Every June or July of every year, motor racing vehicles – especially historic ones -- flock at West Sussex, England to challenge the hillclimb event of the highly prestigious Goodwood Festival of Speed. For the first time in the festival’s history, a vehicle will brave the hillclimb without a driver behind its wheels.
So far, the Goodwood Festival of Speed has been graced by conventionally powered and electrified vehicles. However, all of these vehicles completed the 1.86-km (1.16 miles) hillclimb with a driver piloting the steering wheel. This is due to change this July 12, 2018 when an autonomous vehicle created by the collaboration between Siemens and Cranfield University tries to run the course.

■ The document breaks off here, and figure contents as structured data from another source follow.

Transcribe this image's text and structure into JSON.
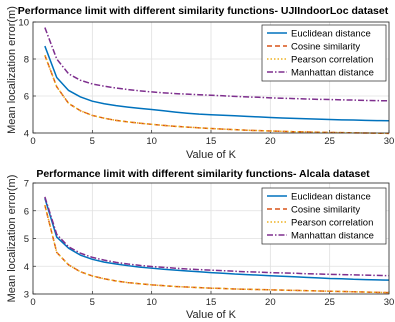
{
  "chart_data": [
    {
      "type": "line",
      "title": "Performance limit with different similarity functions- UJIIndoorLoc dataset",
      "xlabel": "Value of K",
      "ylabel": "",
      "xlim": [
        0,
        30
      ],
      "ylim": [
        4,
        10
      ],
      "xticks": [
        "0",
        "5",
        "10",
        "15",
        "20",
        "25",
        "30"
      ],
      "yticks": [
        "4",
        "6",
        "8",
        "10"
      ],
      "grid": true,
      "legend_position": "top-right",
      "legend": [
        "Euclidean distance",
        "Cosine similarity",
        "Pearson correlation",
        "Manhattan distance"
      ],
      "colors": [
        "#0072bd",
        "#d95319",
        "#edb120",
        "#7e2f8e"
      ],
      "x": [
        1,
        2,
        3,
        4,
        5,
        6,
        7,
        8,
        9,
        10,
        11,
        12,
        13,
        14,
        15,
        16,
        17,
        18,
        19,
        20,
        21,
        22,
        23,
        24,
        25,
        26,
        27,
        28,
        29,
        30
      ],
      "series": [
        {
          "name": "Euclidean distance",
          "style": "solid",
          "values": [
            8.7,
            7.0,
            6.3,
            5.95,
            5.72,
            5.58,
            5.48,
            5.4,
            5.33,
            5.27,
            5.2,
            5.13,
            5.07,
            5.02,
            4.99,
            4.96,
            4.93,
            4.9,
            4.87,
            4.84,
            4.81,
            4.79,
            4.77,
            4.75,
            4.73,
            4.71,
            4.7,
            4.68,
            4.67,
            4.66
          ]
        },
        {
          "name": "Cosine similarity",
          "style": "dash",
          "values": [
            8.2,
            6.5,
            5.6,
            5.2,
            4.95,
            4.8,
            4.68,
            4.6,
            4.53,
            4.47,
            4.41,
            4.36,
            4.32,
            4.28,
            4.24,
            4.21,
            4.18,
            4.15,
            4.13,
            4.11,
            4.09,
            4.07,
            4.06,
            4.04,
            4.03,
            4.02,
            4.01,
            4.0,
            3.99,
            3.98
          ]
        },
        {
          "name": "Pearson correlation",
          "style": "dot",
          "values": [
            8.2,
            6.5,
            5.6,
            5.2,
            4.95,
            4.8,
            4.68,
            4.6,
            4.53,
            4.47,
            4.41,
            4.36,
            4.32,
            4.28,
            4.24,
            4.21,
            4.18,
            4.15,
            4.13,
            4.11,
            4.09,
            4.07,
            4.06,
            4.04,
            4.03,
            4.02,
            4.01,
            4.0,
            3.99,
            3.98
          ]
        },
        {
          "name": "Manhattan distance",
          "style": "dashdot",
          "values": [
            9.7,
            8.0,
            7.2,
            6.85,
            6.65,
            6.53,
            6.43,
            6.35,
            6.28,
            6.22,
            6.17,
            6.13,
            6.1,
            6.07,
            6.04,
            6.01,
            5.98,
            5.95,
            5.93,
            5.9,
            5.88,
            5.86,
            5.84,
            5.82,
            5.81,
            5.79,
            5.78,
            5.76,
            5.75,
            5.74
          ]
        }
      ]
    },
    {
      "type": "line",
      "title": "Performance limit with different similarity functions- Alcala dataset",
      "xlabel": "Value of K",
      "ylabel": "Mean localization error(m)",
      "xlim": [
        0,
        30
      ],
      "ylim": [
        3,
        7
      ],
      "xticks": [
        "0",
        "5",
        "10",
        "15",
        "20",
        "25",
        "30"
      ],
      "yticks": [
        "3",
        "4",
        "5",
        "6",
        "7"
      ],
      "grid": true,
      "legend_position": "top-right",
      "legend": [
        "Euclidean distance",
        "Cosine similarity",
        "Pearson correlation",
        "Manhattan distance"
      ],
      "colors": [
        "#0072bd",
        "#d95319",
        "#edb120",
        "#7e2f8e"
      ],
      "x": [
        1,
        2,
        3,
        4,
        5,
        6,
        7,
        8,
        9,
        10,
        11,
        12,
        13,
        14,
        15,
        16,
        17,
        18,
        19,
        20,
        21,
        22,
        23,
        24,
        25,
        26,
        27,
        28,
        29,
        30
      ],
      "series": [
        {
          "name": "Euclidean distance",
          "style": "solid",
          "values": [
            6.45,
            5.05,
            4.65,
            4.4,
            4.25,
            4.15,
            4.08,
            4.02,
            3.97,
            3.93,
            3.89,
            3.86,
            3.83,
            3.8,
            3.77,
            3.75,
            3.72,
            3.7,
            3.68,
            3.66,
            3.64,
            3.62,
            3.6,
            3.58,
            3.56,
            3.55,
            3.53,
            3.52,
            3.51,
            3.5
          ]
        },
        {
          "name": "Cosine similarity",
          "style": "dash",
          "values": [
            6.2,
            4.5,
            4.05,
            3.8,
            3.65,
            3.55,
            3.47,
            3.41,
            3.37,
            3.33,
            3.3,
            3.27,
            3.25,
            3.23,
            3.21,
            3.2,
            3.18,
            3.17,
            3.16,
            3.15,
            3.14,
            3.13,
            3.12,
            3.11,
            3.1,
            3.09,
            3.08,
            3.07,
            3.06,
            3.05
          ]
        },
        {
          "name": "Pearson correlation",
          "style": "dot",
          "values": [
            6.2,
            4.5,
            4.05,
            3.8,
            3.65,
            3.55,
            3.47,
            3.41,
            3.37,
            3.33,
            3.3,
            3.27,
            3.25,
            3.23,
            3.21,
            3.2,
            3.18,
            3.17,
            3.16,
            3.15,
            3.14,
            3.13,
            3.12,
            3.11,
            3.1,
            3.09,
            3.08,
            3.07,
            3.06,
            3.05
          ]
        },
        {
          "name": "Manhattan distance",
          "style": "dashdot",
          "values": [
            6.5,
            5.15,
            4.7,
            4.47,
            4.32,
            4.22,
            4.14,
            4.08,
            4.03,
            3.99,
            3.96,
            3.93,
            3.9,
            3.88,
            3.86,
            3.84,
            3.82,
            3.8,
            3.79,
            3.77,
            3.76,
            3.75,
            3.73,
            3.72,
            3.71,
            3.7,
            3.69,
            3.68,
            3.67,
            3.66
          ]
        }
      ]
    }
  ],
  "shared_ylabel": "Mean localization error(m)"
}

People who might want to witness the first autonomous hillclimb at the Goodwood Festival of Speed, however, should not expect an all-new self-driving car climbing its way up to the Goodwood House. Instead, they should look out for 1965 Ford Mustang with a distinctive silver wrap. The sides of this 1965 Mustang feature the number “25”, commemorating the 25th anniversary of Goodwood. This autonomous Mustang also features the blue “Siemens” logo and a stripe running on the lower flank with the same color as the logo. Stripes of the same color are also found on the hood and roof of the autonomous Mustang.
While Siemen’s Ford Mustang is from more than 50 years ago, this autonomous car contains a futuristic technology. Its overall looks may not indicate its true capability, but this self-driving classic Mustang is all ready to challenge the hillclimb at the Goodwood Festival of Speed. The 1965 Mustang will make its first attempt for the autonomous hillclimb on July 12. If the autonomous pony car managed to complete the hillclimb, it would make more attempts on July 13, 14 and 15. Video footage of the hiillclimb attempt will be live-streamed on the festival.
At more than more than 50 years old, the 1965 Mustang isn't really a vehicle developed and designed to be autonomously driven, let alone make the hillclimb at the Goodwood Festival of Speed. Thus, a number of challenges for the engineering team of the Siemens Autonomous Hillclimb challenge project. For instance, it proved tricky to adapt the traditional steering and suspension components in order to achieve a precise car control needed to complete the run.
In preparation for the hillclimb, the engineering team developed an accurate three-dimensional scan of the track at Goodwood to ensure awareness of the car’s position during the run. The team even employed an advanced location scanning technology from Bentley Systems.
The autonomous 1965 Ford Mustang will be parked in the main paddock to allow visitors to view it up close while learning more about autonomous vehicle technology.